One of the benefits of the Wii's unique design is the potential for innovative control schemes to introduce new ways of playing games that belong to traditional genres. Unfortunately, for every inventive Wii game, there are a number of shoddy, halfhearted efforts to shoehorn motion controls into a game that doesn’t benefit from them. WWII Aces is a flight combat game that loses any appeal it may otherwise have had by forcing unresponsive motion controls onto an already maddeningly difficult game.
In WWII Aces, you can choose to fly for the RAF, Soviet Air Force, or the Luftwaffe in three distinct campaigns totaling more than 70 missions. Each campaign offers a significant variety of objectives, ranging from simple checkpoint searches and dogfights to paratrooper drops and bombing runs. You'll have your choice of 12 planes that each handle a bit differently and utilize different sets of armaments. However, you won't know which plane is the best choice until you try a mission with the wrong plane and fail. Although the game presents you with your objectives before the start of each level, it's often unclear how to complete those objectives once you enter the mission. For example, you may be tasked with destroying a fleet of ships before the enemy can fire its arsenal of torpedoes, but these ships do not appear on your map until halfway through the mission. When missions last upward of 10 minutes each, sitting through the first half of the level only to fail shortly thereafter is frustrating. Each level can be tackled by yourself or cooperatively using split-screen multiplayer. Playing with a friend makes completing the objectives a bit easier, if only because your incredibly accurate enemies have one more target at which to fire. Dogfight mode allows you to set up a quick air battle against several AI opponents, but these fights are only fun when you can mess around with a second player.
The default control scheme uses only the Wii Remote. Holding the controller sideways, you move the aiming reticle by tilting the remote. Quickly jerking the controller to the side performs a barrel roll, while flicking it up performs a flip to evade pursuing enemies. Unfortunately, you'll often oversteer during intense dogfights and miss your target, while your enemies do not seem to have the same trouble. Adding to the frustration, barrel rolls and flips are rarely recognized properly. This causes you to perform the wrong maneuver and get back into the line of fire quicker than you anticipated. The second and third control schemes offer some reprieve by letting you use the motion sensitivity of the Nunchuk to control your plane's movement. They also relegate such actions as barrel rolls or firing weapons to the D pad and A button, respectively. None of the control schemes feel entirely intuitive, and it's unfortunate that a more traditional arrangement using the analog stick isn't available.

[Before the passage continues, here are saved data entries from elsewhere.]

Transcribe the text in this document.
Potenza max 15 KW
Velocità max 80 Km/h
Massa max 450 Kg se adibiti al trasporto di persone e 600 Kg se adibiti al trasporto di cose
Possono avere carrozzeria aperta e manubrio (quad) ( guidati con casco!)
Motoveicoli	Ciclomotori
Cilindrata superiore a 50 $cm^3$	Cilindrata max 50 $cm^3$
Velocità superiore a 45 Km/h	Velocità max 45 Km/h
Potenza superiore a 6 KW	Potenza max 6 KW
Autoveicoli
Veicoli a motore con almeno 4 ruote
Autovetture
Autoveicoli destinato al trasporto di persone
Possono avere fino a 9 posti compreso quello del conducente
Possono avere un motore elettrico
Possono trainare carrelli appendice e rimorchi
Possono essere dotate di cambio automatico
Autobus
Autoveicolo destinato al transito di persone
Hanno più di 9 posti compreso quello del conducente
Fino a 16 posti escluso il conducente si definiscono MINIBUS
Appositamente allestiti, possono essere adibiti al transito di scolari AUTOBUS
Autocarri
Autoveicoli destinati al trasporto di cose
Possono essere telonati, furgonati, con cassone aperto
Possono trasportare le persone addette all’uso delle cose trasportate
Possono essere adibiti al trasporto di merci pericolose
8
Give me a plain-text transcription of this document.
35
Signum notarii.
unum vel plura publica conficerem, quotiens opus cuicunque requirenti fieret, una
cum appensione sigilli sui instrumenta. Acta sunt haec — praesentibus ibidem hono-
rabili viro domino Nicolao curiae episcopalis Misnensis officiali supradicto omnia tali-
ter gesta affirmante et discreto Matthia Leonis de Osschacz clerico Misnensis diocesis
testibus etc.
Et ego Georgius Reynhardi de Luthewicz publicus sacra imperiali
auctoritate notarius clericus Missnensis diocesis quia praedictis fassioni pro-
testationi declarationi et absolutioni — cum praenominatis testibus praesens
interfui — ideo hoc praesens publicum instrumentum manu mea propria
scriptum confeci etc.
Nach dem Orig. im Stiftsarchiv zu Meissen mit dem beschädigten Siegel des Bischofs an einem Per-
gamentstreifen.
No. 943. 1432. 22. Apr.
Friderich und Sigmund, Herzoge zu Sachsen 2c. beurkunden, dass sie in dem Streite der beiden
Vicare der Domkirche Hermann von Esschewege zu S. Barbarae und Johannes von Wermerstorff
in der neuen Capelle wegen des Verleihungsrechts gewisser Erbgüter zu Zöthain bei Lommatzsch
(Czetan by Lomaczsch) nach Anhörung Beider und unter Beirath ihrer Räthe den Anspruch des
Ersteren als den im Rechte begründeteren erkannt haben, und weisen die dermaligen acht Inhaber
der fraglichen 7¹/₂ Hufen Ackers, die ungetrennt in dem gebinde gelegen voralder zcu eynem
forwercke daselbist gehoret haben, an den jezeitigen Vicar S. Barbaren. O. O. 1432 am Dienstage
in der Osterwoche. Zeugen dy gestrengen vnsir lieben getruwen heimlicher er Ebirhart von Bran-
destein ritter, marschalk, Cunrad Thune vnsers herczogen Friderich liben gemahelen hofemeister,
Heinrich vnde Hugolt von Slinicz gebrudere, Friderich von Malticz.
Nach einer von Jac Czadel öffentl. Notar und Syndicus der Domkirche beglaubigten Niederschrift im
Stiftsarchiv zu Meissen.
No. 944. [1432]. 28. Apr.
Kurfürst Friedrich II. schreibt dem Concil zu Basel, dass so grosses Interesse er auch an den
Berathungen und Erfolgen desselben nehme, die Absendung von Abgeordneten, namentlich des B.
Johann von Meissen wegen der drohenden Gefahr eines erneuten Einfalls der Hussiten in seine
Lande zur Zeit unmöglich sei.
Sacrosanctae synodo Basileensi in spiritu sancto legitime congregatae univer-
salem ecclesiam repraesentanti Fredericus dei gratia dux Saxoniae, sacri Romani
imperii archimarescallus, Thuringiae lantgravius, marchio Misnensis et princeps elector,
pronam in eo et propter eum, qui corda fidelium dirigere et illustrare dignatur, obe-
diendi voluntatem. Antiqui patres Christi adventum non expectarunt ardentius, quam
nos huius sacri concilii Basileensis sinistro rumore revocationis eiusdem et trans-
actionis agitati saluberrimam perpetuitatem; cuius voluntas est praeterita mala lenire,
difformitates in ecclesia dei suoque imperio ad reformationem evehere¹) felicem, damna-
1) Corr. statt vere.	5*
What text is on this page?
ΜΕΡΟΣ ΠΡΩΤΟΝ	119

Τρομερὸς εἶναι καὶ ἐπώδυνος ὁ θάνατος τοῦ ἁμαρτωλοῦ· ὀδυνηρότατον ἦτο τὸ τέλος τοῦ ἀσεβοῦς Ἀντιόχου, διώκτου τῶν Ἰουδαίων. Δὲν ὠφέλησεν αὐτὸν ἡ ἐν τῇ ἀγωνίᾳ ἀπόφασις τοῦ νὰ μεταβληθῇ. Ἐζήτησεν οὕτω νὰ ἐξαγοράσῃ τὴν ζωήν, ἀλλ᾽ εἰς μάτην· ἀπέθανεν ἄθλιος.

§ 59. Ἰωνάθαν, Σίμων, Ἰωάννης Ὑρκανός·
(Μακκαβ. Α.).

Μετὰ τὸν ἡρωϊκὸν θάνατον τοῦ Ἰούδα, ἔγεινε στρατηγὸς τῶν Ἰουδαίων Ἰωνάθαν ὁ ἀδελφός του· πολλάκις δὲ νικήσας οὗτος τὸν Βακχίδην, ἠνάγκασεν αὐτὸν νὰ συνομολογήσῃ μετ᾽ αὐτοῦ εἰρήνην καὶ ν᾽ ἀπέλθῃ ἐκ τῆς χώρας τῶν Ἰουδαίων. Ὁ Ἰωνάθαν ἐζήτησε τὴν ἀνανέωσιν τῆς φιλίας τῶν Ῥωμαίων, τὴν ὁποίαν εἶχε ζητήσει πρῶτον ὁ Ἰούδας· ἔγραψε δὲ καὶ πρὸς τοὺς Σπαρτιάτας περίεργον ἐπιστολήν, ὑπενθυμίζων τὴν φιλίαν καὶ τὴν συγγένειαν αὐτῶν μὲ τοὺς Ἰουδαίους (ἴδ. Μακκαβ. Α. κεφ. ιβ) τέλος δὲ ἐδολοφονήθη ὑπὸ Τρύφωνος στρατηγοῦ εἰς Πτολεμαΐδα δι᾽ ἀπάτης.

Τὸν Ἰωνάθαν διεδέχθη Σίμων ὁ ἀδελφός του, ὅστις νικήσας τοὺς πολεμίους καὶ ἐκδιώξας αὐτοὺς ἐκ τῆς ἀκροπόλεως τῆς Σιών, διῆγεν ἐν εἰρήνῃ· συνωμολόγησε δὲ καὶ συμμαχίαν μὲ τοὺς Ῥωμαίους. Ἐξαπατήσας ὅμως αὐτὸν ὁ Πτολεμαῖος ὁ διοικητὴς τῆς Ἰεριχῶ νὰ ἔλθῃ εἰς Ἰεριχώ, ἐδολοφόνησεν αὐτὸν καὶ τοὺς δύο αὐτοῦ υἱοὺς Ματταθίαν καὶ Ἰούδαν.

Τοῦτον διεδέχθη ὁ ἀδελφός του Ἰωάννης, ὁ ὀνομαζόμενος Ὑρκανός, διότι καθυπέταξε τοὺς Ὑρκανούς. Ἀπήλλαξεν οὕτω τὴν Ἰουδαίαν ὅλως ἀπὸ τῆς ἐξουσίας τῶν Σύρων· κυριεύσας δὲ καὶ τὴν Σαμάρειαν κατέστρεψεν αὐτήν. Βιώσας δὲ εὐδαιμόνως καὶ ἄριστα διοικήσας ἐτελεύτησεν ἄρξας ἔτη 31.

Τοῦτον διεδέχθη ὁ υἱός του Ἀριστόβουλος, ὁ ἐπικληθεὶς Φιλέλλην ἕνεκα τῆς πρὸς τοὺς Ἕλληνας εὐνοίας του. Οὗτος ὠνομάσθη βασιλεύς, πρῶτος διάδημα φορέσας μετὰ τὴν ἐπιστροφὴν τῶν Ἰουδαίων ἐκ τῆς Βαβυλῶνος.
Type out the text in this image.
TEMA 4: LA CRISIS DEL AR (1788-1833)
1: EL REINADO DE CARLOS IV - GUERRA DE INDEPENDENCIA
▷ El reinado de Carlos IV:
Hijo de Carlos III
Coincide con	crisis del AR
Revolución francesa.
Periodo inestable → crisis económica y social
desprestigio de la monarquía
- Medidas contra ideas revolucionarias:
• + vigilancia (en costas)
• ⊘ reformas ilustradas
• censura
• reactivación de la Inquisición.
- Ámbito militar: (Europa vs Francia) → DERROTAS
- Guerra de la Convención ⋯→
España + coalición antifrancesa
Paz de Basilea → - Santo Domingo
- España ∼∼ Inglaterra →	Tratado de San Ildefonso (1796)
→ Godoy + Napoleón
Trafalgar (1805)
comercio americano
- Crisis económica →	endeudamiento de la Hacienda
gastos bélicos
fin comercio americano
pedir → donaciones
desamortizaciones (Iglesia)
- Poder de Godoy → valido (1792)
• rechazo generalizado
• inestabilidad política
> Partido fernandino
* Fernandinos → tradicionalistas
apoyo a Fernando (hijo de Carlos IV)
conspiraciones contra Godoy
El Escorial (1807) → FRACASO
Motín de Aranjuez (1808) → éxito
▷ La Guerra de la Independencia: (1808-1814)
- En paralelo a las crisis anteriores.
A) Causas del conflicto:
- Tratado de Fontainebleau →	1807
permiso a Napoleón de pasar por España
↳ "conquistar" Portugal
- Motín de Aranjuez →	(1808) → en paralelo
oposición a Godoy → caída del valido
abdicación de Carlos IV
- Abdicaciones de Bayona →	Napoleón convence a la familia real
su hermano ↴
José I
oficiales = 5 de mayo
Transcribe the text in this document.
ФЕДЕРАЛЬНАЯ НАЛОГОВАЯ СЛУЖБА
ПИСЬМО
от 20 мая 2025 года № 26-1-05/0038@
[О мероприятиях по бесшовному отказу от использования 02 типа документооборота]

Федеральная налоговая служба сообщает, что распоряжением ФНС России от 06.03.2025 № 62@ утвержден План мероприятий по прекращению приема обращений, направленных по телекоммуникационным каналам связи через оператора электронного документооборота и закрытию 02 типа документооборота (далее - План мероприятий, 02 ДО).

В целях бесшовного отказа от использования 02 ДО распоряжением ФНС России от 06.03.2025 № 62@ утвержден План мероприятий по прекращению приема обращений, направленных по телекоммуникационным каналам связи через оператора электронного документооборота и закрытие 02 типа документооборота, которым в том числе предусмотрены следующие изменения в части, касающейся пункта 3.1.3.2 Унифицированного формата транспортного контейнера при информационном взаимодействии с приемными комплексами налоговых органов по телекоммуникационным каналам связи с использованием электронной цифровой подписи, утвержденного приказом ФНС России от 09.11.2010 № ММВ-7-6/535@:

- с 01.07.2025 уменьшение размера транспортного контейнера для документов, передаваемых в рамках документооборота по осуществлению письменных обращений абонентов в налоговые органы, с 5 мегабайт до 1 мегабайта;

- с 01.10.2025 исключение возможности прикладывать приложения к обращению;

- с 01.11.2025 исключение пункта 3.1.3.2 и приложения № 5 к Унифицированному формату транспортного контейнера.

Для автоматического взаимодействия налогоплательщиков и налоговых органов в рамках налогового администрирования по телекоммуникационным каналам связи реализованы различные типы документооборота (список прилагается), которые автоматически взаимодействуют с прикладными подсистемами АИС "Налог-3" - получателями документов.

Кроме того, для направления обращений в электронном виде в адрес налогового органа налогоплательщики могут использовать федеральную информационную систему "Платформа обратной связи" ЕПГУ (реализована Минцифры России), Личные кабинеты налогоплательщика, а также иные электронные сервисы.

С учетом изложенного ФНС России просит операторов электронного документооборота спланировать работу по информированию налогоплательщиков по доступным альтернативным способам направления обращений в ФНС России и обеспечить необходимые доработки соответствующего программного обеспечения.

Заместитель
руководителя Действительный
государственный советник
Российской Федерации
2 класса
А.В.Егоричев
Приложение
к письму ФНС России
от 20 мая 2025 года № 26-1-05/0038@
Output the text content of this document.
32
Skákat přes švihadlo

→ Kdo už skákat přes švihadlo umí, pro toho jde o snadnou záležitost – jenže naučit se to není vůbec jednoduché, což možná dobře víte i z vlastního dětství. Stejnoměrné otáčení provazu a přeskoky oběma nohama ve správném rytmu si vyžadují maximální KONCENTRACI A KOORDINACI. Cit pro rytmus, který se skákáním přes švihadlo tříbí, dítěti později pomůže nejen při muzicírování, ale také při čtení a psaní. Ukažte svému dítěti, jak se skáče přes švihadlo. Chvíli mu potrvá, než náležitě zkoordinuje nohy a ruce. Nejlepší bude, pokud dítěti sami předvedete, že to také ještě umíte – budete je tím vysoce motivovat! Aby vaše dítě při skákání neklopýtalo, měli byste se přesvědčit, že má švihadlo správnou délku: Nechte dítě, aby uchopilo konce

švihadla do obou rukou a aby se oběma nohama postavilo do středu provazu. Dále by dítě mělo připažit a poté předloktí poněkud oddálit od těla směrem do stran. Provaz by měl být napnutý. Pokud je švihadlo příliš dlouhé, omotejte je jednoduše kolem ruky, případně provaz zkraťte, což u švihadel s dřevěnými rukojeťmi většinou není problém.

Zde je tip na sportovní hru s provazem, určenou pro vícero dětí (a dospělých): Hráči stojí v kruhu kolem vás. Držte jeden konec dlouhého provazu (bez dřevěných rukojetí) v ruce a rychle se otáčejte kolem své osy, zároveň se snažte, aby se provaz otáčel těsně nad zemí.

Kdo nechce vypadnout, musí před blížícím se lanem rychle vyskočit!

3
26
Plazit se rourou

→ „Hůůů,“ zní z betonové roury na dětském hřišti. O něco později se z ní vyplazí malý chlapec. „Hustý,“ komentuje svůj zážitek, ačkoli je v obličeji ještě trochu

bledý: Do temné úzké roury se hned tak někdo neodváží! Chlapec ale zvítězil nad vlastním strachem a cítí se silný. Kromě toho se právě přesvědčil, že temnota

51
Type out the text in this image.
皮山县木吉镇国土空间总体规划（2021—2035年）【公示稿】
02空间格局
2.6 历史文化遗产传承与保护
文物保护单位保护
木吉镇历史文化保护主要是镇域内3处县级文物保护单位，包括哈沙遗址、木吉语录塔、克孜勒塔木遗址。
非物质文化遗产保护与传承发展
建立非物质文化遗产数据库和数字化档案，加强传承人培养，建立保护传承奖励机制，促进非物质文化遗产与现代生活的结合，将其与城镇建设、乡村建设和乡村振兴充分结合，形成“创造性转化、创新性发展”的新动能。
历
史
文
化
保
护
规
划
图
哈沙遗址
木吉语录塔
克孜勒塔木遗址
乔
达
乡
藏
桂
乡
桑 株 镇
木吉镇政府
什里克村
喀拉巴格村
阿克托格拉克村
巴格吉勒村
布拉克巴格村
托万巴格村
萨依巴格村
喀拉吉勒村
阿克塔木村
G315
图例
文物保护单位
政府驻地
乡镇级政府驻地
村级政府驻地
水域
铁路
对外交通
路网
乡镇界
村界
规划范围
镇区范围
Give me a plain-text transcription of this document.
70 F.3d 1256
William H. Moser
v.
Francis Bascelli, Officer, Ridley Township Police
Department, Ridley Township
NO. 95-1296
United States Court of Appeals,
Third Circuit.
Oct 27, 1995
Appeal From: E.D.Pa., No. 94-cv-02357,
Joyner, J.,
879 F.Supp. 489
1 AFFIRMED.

WWII Aces also suffers from long load times, often making you wait more than 30 seconds to enter a mission. These load times are curious because the game's graphics and presentation are downright ugly. Its pixelated, barren landscapes could have been adequately rendered on the Nintendo 64 or PlayStation. Distant enemy planes or tanks appear as nondescript red triangles that are impossible to distinguish until you're dangerously within reach of their weapons. Oceans and forests are depicted as static blue and green textures, while your plane is only slightly more colorful, full of jagged edges. The game's soundtrack, which is appropriately dramatic, is the only commendable aspect of the game's presentation. Sound effects for weapons fire and voice acting for mission introductions are adequate, but they're not at all impressive.
Although WWII Aces offers sufficient content and variety, its frustrating difficulty, shoddy control schemes, and terrible presentation do nothing to justify its full retail price. This game does not meet the visual standards of its platform, and would have fared better with traditional controls. If you're interested in a Wii game because the system offers the chance for a novel control method, there are plenty of other games for you to try. Avoid this frustrating, halfhearted attempt.